Food, gas and travel prices have skyrocketed over the past year, but they seem to be ignored by the wealthy and are still fueling sales at luxury goods companies.
Companies that cater to the super-rich, including Ferrari and parent companies of Dior, Louis Vuitton and Versace, continue to report strong sales or raise their profit forecasts.
These positive results come despite growing recession fears, with Wallmart, Bestbuy, GAP and others slashing their financial forecasts, citing lower spending among low-income consumers due to inflation.
Experts say the continued growth in the luxury category is in line with the previous economic slowdown, where the wealthy are often the last to feel the effects due to the protection provided by their vast wealth, and continued spending also indicates that expensive purchases are often an expression of their social status .
Louis Vuitton, for example, offers a pair of sneakers for $1,230, plus a bag that costs $2,370.
Parent company LVMH, the parent company of the high fashion brand, which also owns Christian Dior, Fendi and Givenchy, recorded organic revenue growth of 21% to €36.7 billion ($37.8 billion) in the first half of 2022 compared to last year.
And at Versace, where a pair of shoes or T-shirts can easily cost $1,000, quarterly revenue was up nearly 30% from a year ago, to $275 million.
Parent company Capri Holdings, which also owns Michael Kors and Jimmy Choo, said total revenue rose 15% to $1.36 billion over the period.
Despite the broader economic uncertainty, Capri CEO John Idol said the company remained confident in its long-term goals due to the “proven resilience of the luxury industry”.
Earlier this month, Italian supercar maker Ferrari reinforced its guidance for the year following revenue hit a record 1.29 billion euros ($1.33 billion) in the second quarter.
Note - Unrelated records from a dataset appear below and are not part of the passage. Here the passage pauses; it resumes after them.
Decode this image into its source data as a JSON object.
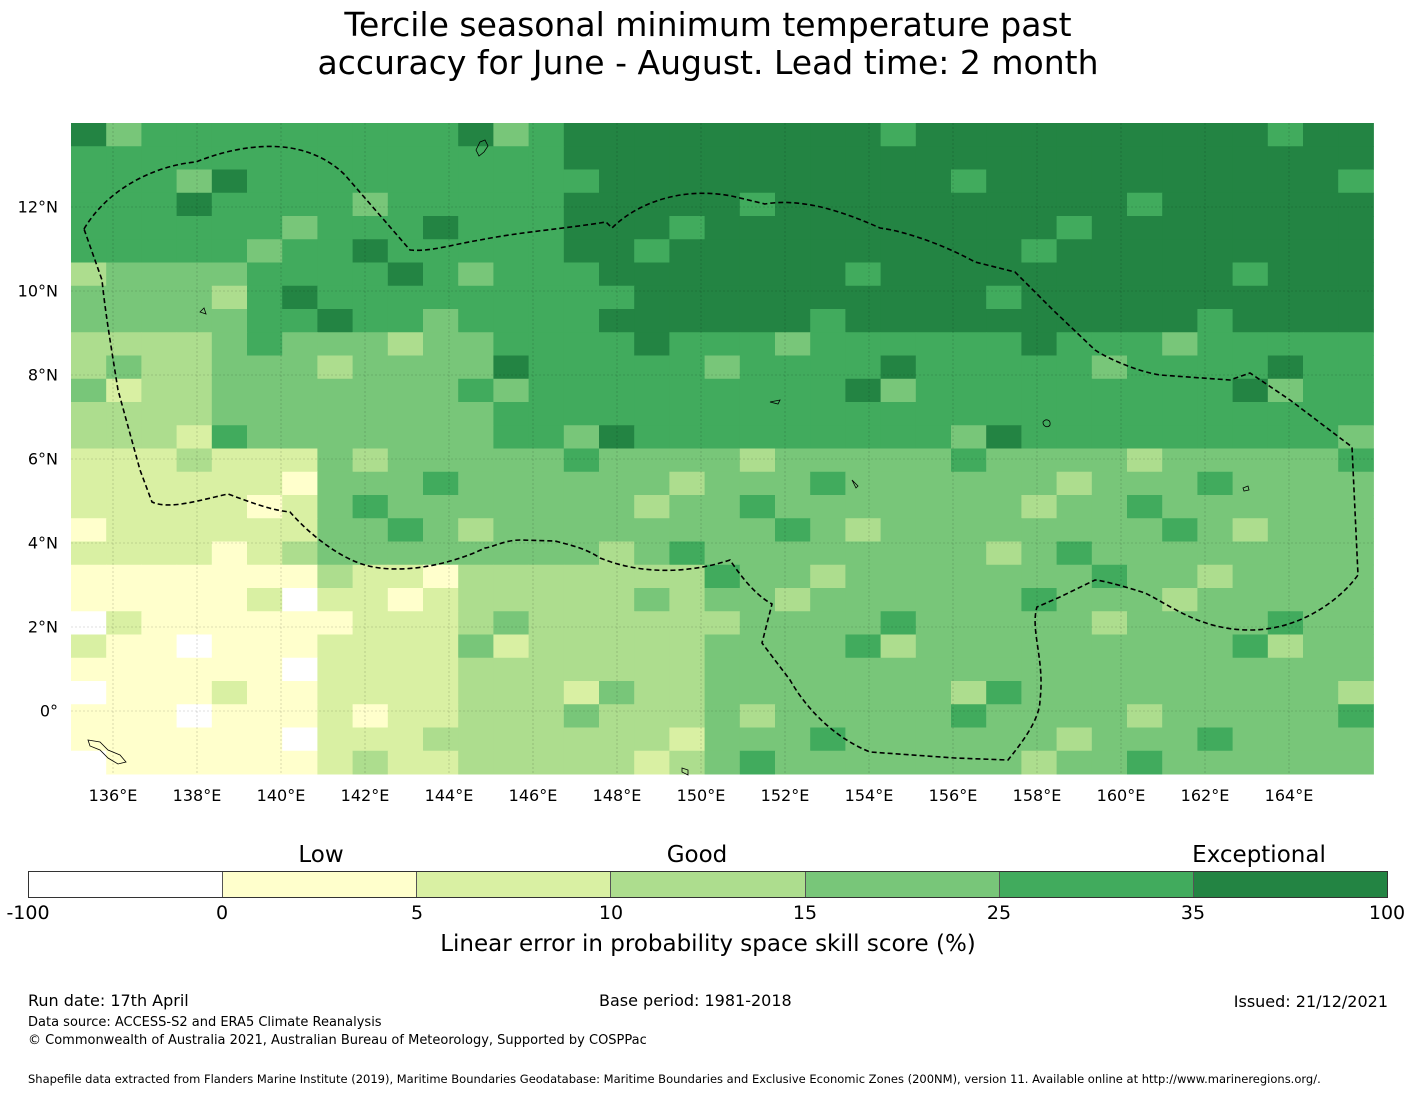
{
  "title_line1": "Tercile seasonal minimum temperature past",
  "title_line2": "accuracy for June - August. Lead time: 2 month",
  "map": {
    "lon_labels": [
      "136°E",
      "138°E",
      "140°E",
      "142°E",
      "144°E",
      "146°E",
      "148°E",
      "150°E",
      "152°E",
      "154°E",
      "156°E",
      "158°E",
      "160°E",
      "162°E",
      "164°E"
    ],
    "lat_labels": [
      "12°N",
      "10°N",
      "8°N",
      "6°N",
      "4°N",
      "2°N",
      "0°"
    ],
    "grid_colors": [
      "#ffffff",
      "#ffffcc",
      "#d9f0a3",
      "#addd8e",
      "#78c679",
      "#41ab5d",
      "#238443"
    ]
  },
  "colorbar": {
    "category_labels": [
      "Low",
      "Good",
      "Exceptional"
    ],
    "tick_labels": [
      "-100",
      "0",
      "5",
      "10",
      "15",
      "25",
      "35",
      "100"
    ],
    "title": "Linear error in probability space skill score (%)"
  },
  "footer": {
    "run_date": "Run date: 17th April",
    "base_period": "Base period: 1981-2018",
    "issued": "Issued: 21/12/2021",
    "data_source": "Data source: ACCESS-S2 and ERA5 Climate Reanalysis",
    "copyright": "© Commonwealth of Australia 2021, Australian Bureau of Meteorology, Supported by COSPPac",
    "shapefile": "Shapefile data extracted from Flanders Marine Institute (2019), Maritime Boundaries Geodatabase: Maritime Boundaries and Exclusive Economic Zones (200NM), version 11. Available online at http://www.marineregions.org/."
  }
}
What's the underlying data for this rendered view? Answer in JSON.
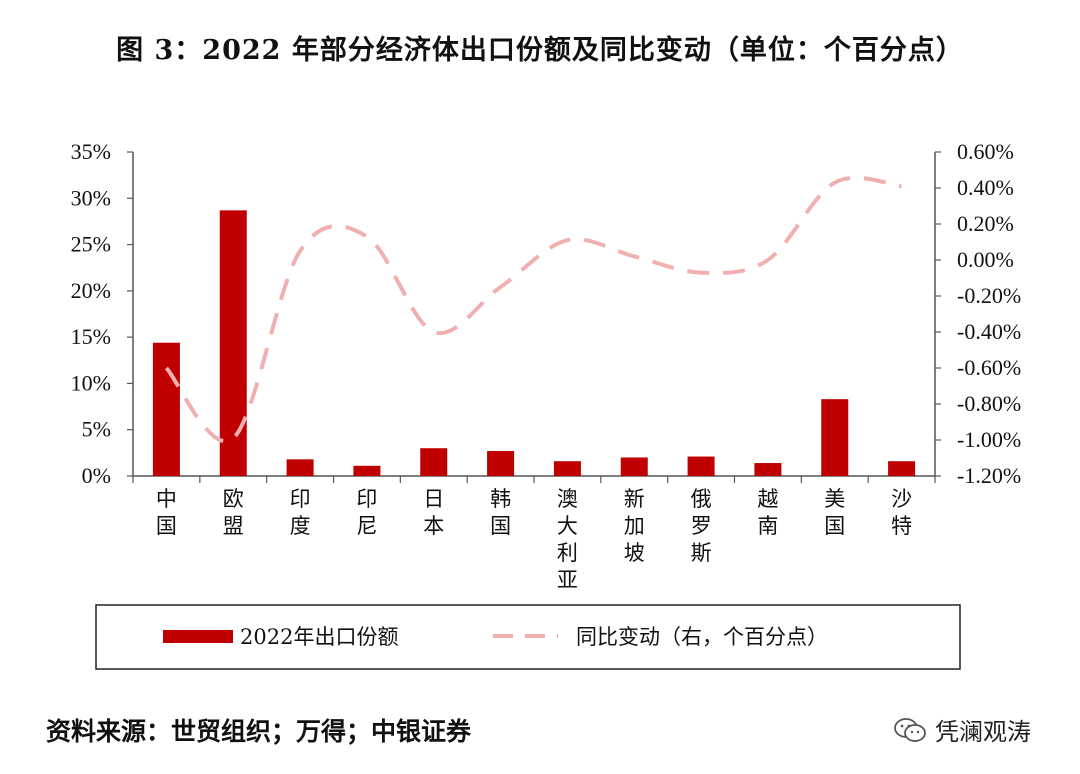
{
  "title": "图 3：2022 年部分经济体出口份额及同比变动（单位：个百分点）",
  "source": "资料来源：世贸组织；万得；中银证券",
  "watermark": "凭澜观涛",
  "colors": {
    "bar": "#c00000",
    "line": "#f0b0b0",
    "axis": "#555555"
  },
  "chart_data": {
    "type": "bar",
    "categories": [
      [
        "中",
        "国"
      ],
      [
        "欧",
        "盟"
      ],
      [
        "印",
        "度"
      ],
      [
        "印",
        "尼"
      ],
      [
        "日",
        "本"
      ],
      [
        "韩",
        "国"
      ],
      [
        "澳",
        "大",
        "利",
        "亚"
      ],
      [
        "新",
        "加",
        "坡"
      ],
      [
        "俄",
        "罗",
        "斯"
      ],
      [
        "越",
        "南"
      ],
      [
        "美",
        "国"
      ],
      [
        "沙",
        "特"
      ]
    ],
    "series": [
      {
        "name": "2022年出口份额",
        "type": "bar",
        "axis": "left",
        "values": [
          14.4,
          28.7,
          1.8,
          1.1,
          3.0,
          2.7,
          1.6,
          2.0,
          2.1,
          1.4,
          8.3,
          1.6
        ]
      },
      {
        "name": "同比变动（右，个百分点）",
        "type": "line",
        "style": "dashed",
        "axis": "right",
        "values": [
          -0.6,
          -0.99,
          0.05,
          0.13,
          -0.4,
          -0.15,
          0.11,
          0.02,
          -0.07,
          0.0,
          0.43,
          0.41
        ]
      }
    ],
    "y_left": {
      "min": 0,
      "max": 35,
      "step": 5,
      "tick_labels": [
        "0%",
        "5%",
        "10%",
        "15%",
        "20%",
        "25%",
        "30%",
        "35%"
      ]
    },
    "y_right": {
      "min": -1.2,
      "max": 0.6,
      "step": 0.2,
      "tick_labels": [
        "-1.20%",
        "-1.00%",
        "-0.80%",
        "-0.60%",
        "-0.40%",
        "-0.20%",
        "0.00%",
        "0.20%",
        "0.40%",
        "0.60%"
      ]
    },
    "legend_position": "bottom",
    "grid": false
  }
}
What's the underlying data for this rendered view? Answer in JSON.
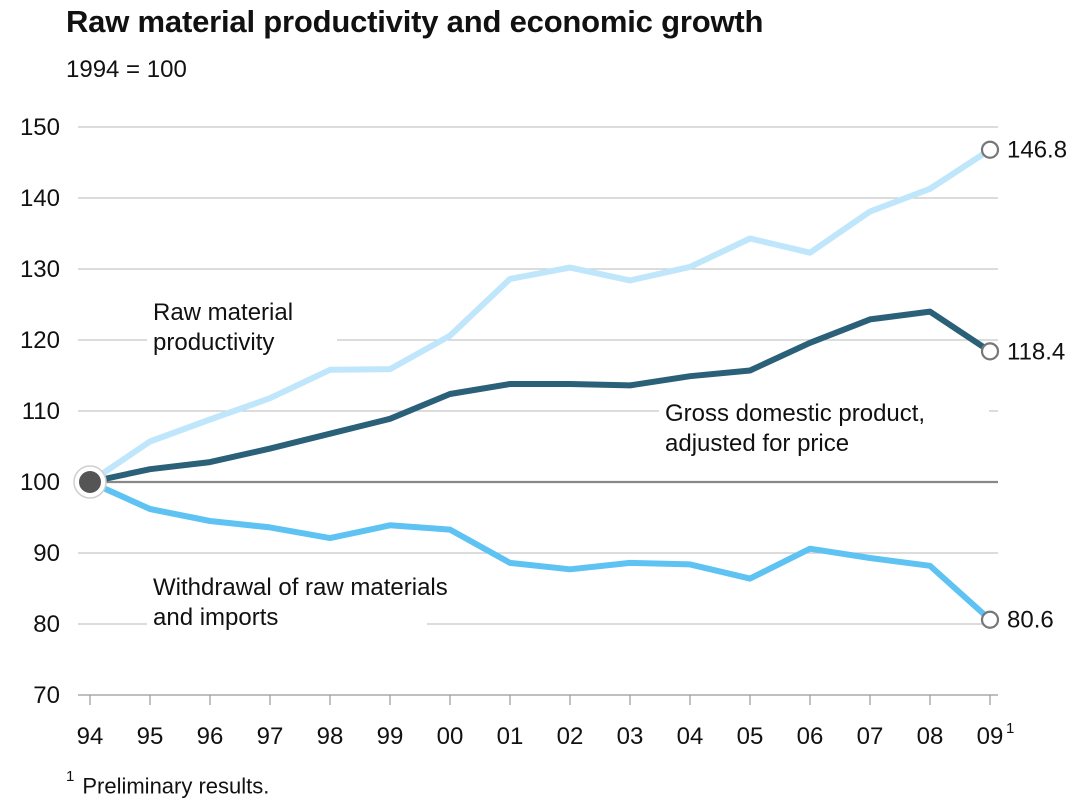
{
  "chart_data": {
    "type": "line",
    "title": "Raw material productivity and economic growth",
    "subtitle": "1994 = 100",
    "x": [
      "94",
      "95",
      "96",
      "97",
      "98",
      "99",
      "00",
      "01",
      "02",
      "03",
      "04",
      "05",
      "06",
      "07",
      "08",
      "09"
    ],
    "x_last_footnote_marker": "1",
    "ylim": [
      70,
      150
    ],
    "yticks": [
      70,
      80,
      90,
      100,
      110,
      120,
      130,
      140,
      150
    ],
    "grid": true,
    "baseline": 100,
    "series": [
      {
        "name": "Raw material productivity",
        "label_lines": [
          "Raw material",
          "productivity"
        ],
        "color": "#bfe6fb",
        "values": [
          100,
          105.7,
          108.8,
          111.8,
          115.8,
          115.9,
          120.6,
          128.6,
          130.2,
          128.4,
          130.3,
          134.3,
          132.3,
          138.1,
          141.3,
          146.8
        ],
        "end_label": "146.8"
      },
      {
        "name": "Gross domestic product, adjusted for price",
        "label_lines": [
          "Gross domestic product,",
          "adjusted for price"
        ],
        "color": "#2b6079",
        "values": [
          100,
          101.8,
          102.8,
          104.7,
          106.8,
          108.9,
          112.4,
          113.8,
          113.8,
          113.6,
          114.9,
          115.7,
          119.6,
          122.9,
          124.0,
          118.4
        ],
        "end_label": "118.4"
      },
      {
        "name": "Withdrawal of raw materials and imports",
        "label_lines": [
          "Withdrawal of raw materials",
          "and imports"
        ],
        "color": "#5ec3f2",
        "values": [
          100,
          96.2,
          94.5,
          93.6,
          92.1,
          93.9,
          93.3,
          88.6,
          87.7,
          88.6,
          88.4,
          86.4,
          90.6,
          89.3,
          88.2,
          80.6
        ],
        "end_label": "80.6"
      }
    ]
  },
  "footnote": {
    "marker": "1",
    "text": "Preliminary results."
  },
  "colors": {
    "grid": "#c8c8c8",
    "baseline": "#888888",
    "axis": "#999999",
    "start_marker": "#555555",
    "end_marker_stroke": "#777777"
  }
}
Outside of the luxury realm, some companies also point to strength in more expensive options. For example, Delta Air Lines cited stronger revenue recovery for offerings like Business Class and Premium Economy, compared to other class tickets.
Although the luxury sector has always had a degree of resilience, the growing wealth inequality fueled by the pandemic is adding to the sector’s current strength, said Amrita Banta, managing director of Agility Research & Strategy, which specializes in affluent consumers.
“The disposable income of most affluent consumers and high net worth consumers has increased due to less travel spending,” she said.
Besides, she said, there has been a cultural shift since the 2008 recession and that today’s high net worth consumers are less guilty regarding spending in times of downturn, and “feel entitled to spend their fortune”.
Luxury Institute’s Pedraza said luxury firms may be seeing a spending slowdown among 80% of their “nearly affluent” customers. But he said those consumers usually only account for regarding 30% of sales.
Instead, he said, luxury brands often rely on just 20% of their customers — the ultra-wealthy and the ultra-wealthy — for the majority of their sales. He said that as this cadre is more resistant to inflation and stagnation, luxury firms tend to eventually experience a slowdown.
“The type of customers and the amount of sales that luxury brands have, make them very flexible,” he said. “It’s not immune, but it’s super flexible.”